The new law aims to establish a regulatory authority responsible for overseeing crypto exchanges within the country. It marks the first time Namibia has outlined a comprehensive framework for regulating cryptocurrency-related activities. The law will come into effect on a date determined by Namibia’s Ministry of Finance.
The primary objectives of the legislation are to ensure consumer protection, prevent market abuse, and mitigate the risks of money laundering and the financing of terrorism. Non-compliant VASPs may face severe penalties, including fines of up to $671,000 (equivalent to 10 million Namibian dollars) and a potential prison sentence of up to 10 years. Despite this regulatory development, the Bank of Namibia maintains that cryptocurrencies will not be considered legal tender in the country.
Namibia’s journey towards cryptocurrency regulation started in May 2018 when the Bank of Namibia revised its initial decision to ban cryptocurrency exchanges, signaling a change in its approach to this emerging digital asset class.
Interestingly, South Africa’s financial regulator recently announced a similar move, requiring all cryptocurrency exchanges to obtain licenses by the end of 2023 to continue their operations.
Several other African nations have also introduced cryptocurrency laws, with Botswana, Kenya, Mauritius, and Seychelles among them. However, the situation in some countries remains fluid, as seen in the case of the Central African Republic, where Bitcoin was briefly made legal tender in April 2022 before the legislation was repealed less than a year later.

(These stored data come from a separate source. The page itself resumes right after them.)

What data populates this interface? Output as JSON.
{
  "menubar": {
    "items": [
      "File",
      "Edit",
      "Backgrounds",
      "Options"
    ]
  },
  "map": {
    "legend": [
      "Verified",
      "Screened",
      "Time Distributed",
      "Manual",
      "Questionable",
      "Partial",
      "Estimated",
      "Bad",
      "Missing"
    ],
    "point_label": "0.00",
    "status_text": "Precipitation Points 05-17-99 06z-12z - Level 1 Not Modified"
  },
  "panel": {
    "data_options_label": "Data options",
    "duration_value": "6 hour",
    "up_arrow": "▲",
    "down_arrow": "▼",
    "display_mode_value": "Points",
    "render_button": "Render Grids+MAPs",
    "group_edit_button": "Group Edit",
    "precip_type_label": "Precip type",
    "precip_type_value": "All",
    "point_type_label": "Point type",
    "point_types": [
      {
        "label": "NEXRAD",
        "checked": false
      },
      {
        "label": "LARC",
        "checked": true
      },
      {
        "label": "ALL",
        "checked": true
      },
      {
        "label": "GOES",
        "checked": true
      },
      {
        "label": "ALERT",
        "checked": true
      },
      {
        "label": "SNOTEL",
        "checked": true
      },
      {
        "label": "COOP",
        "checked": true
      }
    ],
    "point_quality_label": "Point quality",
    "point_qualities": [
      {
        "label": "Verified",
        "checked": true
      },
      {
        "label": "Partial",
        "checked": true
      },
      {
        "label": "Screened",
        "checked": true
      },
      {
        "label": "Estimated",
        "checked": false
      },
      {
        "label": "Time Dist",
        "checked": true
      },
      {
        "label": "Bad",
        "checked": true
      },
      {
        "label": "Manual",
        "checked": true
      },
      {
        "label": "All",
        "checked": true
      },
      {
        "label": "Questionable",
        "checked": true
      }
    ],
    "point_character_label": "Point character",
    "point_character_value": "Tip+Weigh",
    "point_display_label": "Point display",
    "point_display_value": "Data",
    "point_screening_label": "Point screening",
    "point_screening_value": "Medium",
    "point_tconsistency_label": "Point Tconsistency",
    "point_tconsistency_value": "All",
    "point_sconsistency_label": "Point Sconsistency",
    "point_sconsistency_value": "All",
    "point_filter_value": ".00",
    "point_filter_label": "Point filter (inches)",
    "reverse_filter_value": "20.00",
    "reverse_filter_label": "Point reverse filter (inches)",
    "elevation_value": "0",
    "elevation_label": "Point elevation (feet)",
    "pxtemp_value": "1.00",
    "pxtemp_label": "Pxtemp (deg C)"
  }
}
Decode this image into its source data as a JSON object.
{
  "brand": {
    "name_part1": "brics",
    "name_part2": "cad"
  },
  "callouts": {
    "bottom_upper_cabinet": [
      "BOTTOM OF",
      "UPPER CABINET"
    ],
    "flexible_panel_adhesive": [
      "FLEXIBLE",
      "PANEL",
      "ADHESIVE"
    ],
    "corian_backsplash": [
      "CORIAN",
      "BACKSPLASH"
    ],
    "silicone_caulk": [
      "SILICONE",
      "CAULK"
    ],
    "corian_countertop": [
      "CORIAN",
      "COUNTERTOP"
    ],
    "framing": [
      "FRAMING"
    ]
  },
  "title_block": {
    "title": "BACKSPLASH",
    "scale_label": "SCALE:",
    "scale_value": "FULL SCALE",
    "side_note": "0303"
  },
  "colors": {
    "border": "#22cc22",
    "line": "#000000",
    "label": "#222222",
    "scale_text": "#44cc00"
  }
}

On the other hand, some African countries have enforced a ban on cryptocurrencies, including Cameroon, Ethiopia, Lesotho, Liberia, the Republic of the Congo, Sierra Leone, Tanzania, and Zimbabwe, as reported by the International Monetary Fund.
The Namibian Government’s decision to regulate cryptocurrency exchanges signals a growing acceptance of digital assets in Africa, with other nations likely to follow suit in shaping their own regulatory frameworks for this evolving sector. As the continent embraces these new opportunities, the future of cryptocurrencies in Africa remains intriguing and full of potential.